L’annonce du départ sépara le couple :

— Va vite à présent, mon amour ! murmura Aldo en posant un dernier baiser au creux de la paume de sa femme. Et ne te tourmente pas trop ! Je n’ai rien à redouter tant que les trois mois ne sont pas écoulés. En outre, n’oublie pas qu’avec Adalbert nous nous sommes tirés de situations au moins aussi baroques !

— Je n’oublie pas, sois tranquille ! Mais fais attention ! Et que Dieu te garde !

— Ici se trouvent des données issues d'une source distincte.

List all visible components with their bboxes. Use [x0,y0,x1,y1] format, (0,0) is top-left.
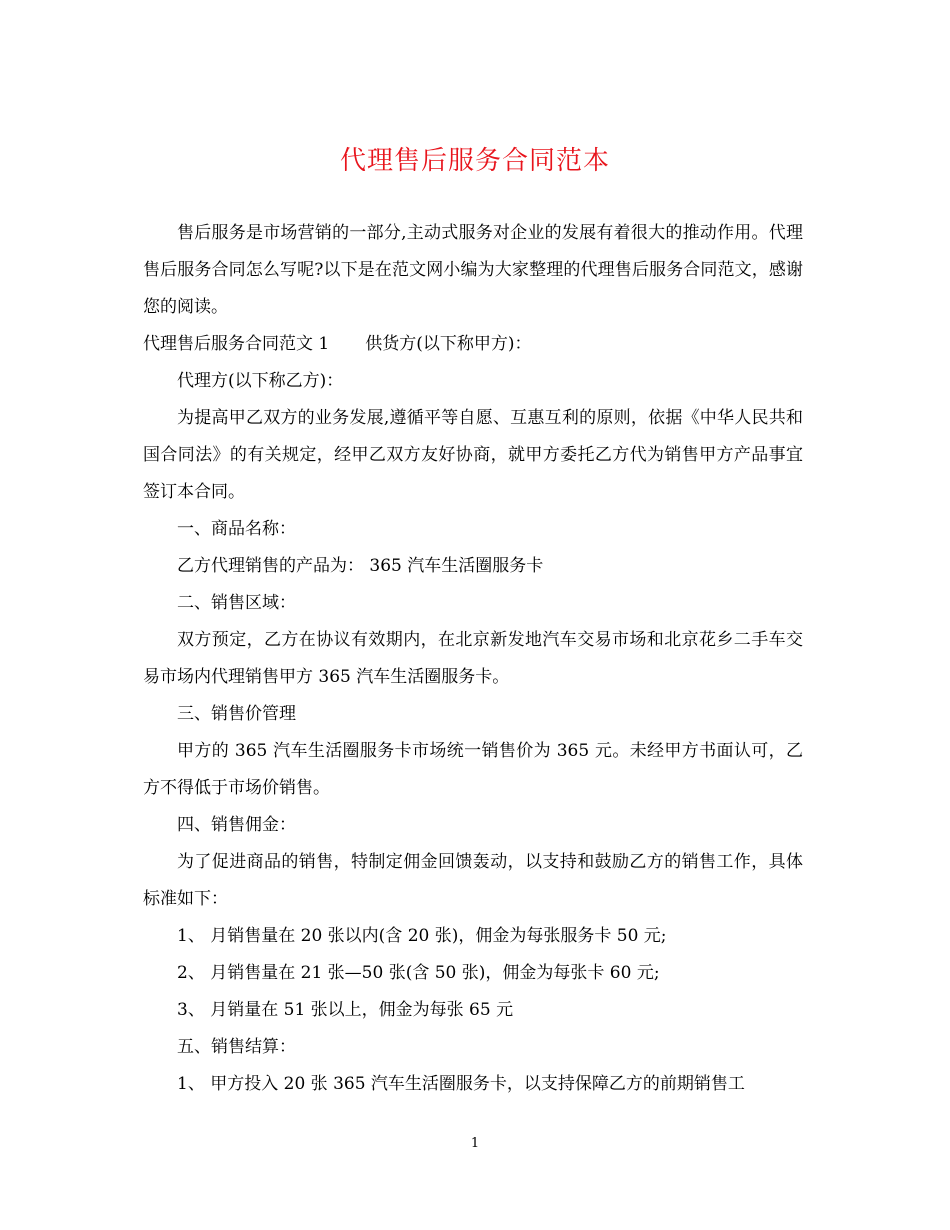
section3-heading: 三、销售价管理 [177,704,296,724]
section3-text: 甲方的 365 汽车生活圈服务卡市场统一销售价为 365 元。未经甲方书面认可，乙方不得低于市场价销售。 [143,741,803,798]
section2-heading: 二、销售区域： [177,593,296,613]
section2-text: 双方预定，乙方在协议有效期内，在北京新发地汽车交易市场和北京花乡二手车交易市场内代理销售甲方 365 汽车生活圈服务卡。 [143,630,803,687]
agent-line: 代理方(以下称乙方)： [177,371,344,391]
sample-heading-line [143,326,803,363]
section5-item-1: 1、 甲方投入 20 张 365 汽车生活圈服务卡，以支持保障乙方的前期销售工 [177,1074,745,1094]
section4-item-3: 3、 月销量在 51 张以上，佣金为每张 65 元 [177,1000,514,1020]
section1-heading: 一、商品名称： [177,519,296,539]
section4-item-1: 1、 月销售量在 20 张以内(含 20 张)，佣金为每张服务卡 50 元; [177,926,667,946]
section5-heading: 五、销售结算： [177,1037,296,1057]
section4-heading: 四、销售佣金： [177,815,296,835]
document-body [143,215,803,1103]
sample-heading: 代理售后服务合同范文 1 [143,334,330,354]
supplier-line: 供货方(以下称甲方)： [365,334,532,354]
page-number: 1 [470,1136,480,1151]
document-title: 代理售后服务合同范本 [339,146,610,176]
section1-text: 乙方代理销售的产品为： 365 汽车生活圈服务卡 [177,556,544,576]
intro-paragraph: 售后服务是市场营销的一部分,主动式服务对企业的发展有着很大的推动作用。代理售后服务合同怎么写呢?以下是在范文网小编为大家整理的代理售后服务合同范文，感谢您的阅读。 [143,223,803,317]
section4-text: 为了促进商品的销售，特制定佣金回馈轰动，以支持和鼓励乙方的销售工作，具体标准如下： [143,852,803,909]
section4-item-2: 2、 月销售量在 21 张—50 张(含 50 张)，佣金为每张卡 60 元; [177,963,660,983]
preamble-paragraph: 为提高甲乙双方的业务发展,遵循平等自愿、互惠互利的原则，依据《中华人民共和国合同法》的有关规定，经甲乙双方友好协商，就甲方委托乙方代为销售甲方产品事宜签订本合同。 [143,408,803,502]
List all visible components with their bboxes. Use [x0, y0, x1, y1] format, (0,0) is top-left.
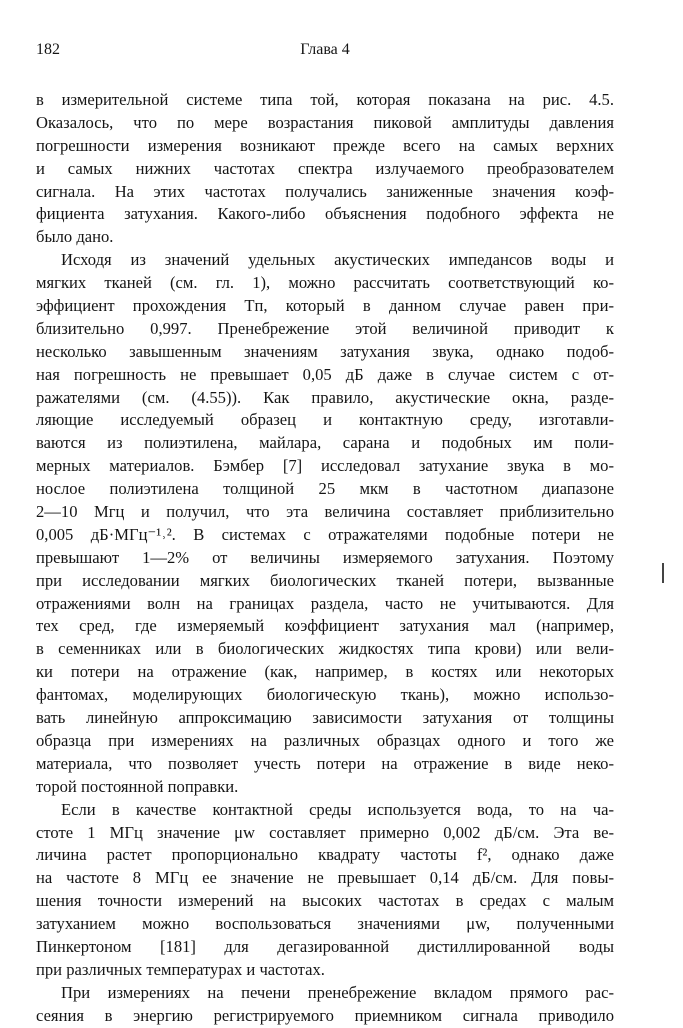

Elle se détourna brusquement et courut vers la sortie tandis qu’Aldo escaladait les marches du wagon-lit. Un bruit de galopade le fit se retourner sur la dernière marche : une jeune femme maintenant d’une main son chapeau enfoncé sur la tête, traînant de l’autre une mallette en crocodile et une paire de renards argentés dans lesquels ses pieds montés sur talons hauts pouvaient s’emmêler à chaque pas et la jeter par terre, essayait d’attraper cette portière encore ouverte du train en criant :

— Attendez-moi ! Attendez-moi !

Aldo se pencha et l’agrippa juste au moment où le convoi s’ébranlait et la hissa à l’intérieur. Elle s’accrocha à son bras :

— Ah, Monsieur, sauvez-moi !

— Volontiers, mais de quoi, Madame ?

Il n’eut pas besoin de poser deux fois la question : la réponse arrivait spontanément, incarnée par un homme fortement moustachu, brandissant une canne à pommeau d’ivoire, visiblement lancé sur les traces de la dame mais qui, ayant environ le double de son âge, ne possédait pas la même pointe de vitesse. Il était en outre fort en colère, voulut atteindre l’une des barres de cuivre qui permettaient de monter dans le train déjà en marche mais se fit repousser avec décision par un pied vigoureux élégamment chaussé de daim marron. Il réussit malgré tout à garder son équilibre et vociféra :

— Fichue menteuse ! Oserez-vous me répéter que vous n’avez pas d’amant quand je vous prends…

Le train gagnant de la vitesse, la fin de la phrase se perdit dans les lointains de la gare. Le contrôleur s’était précipité vers le groupe forme par Aldo et la jeune femme, et se hâtait de refermer la portière.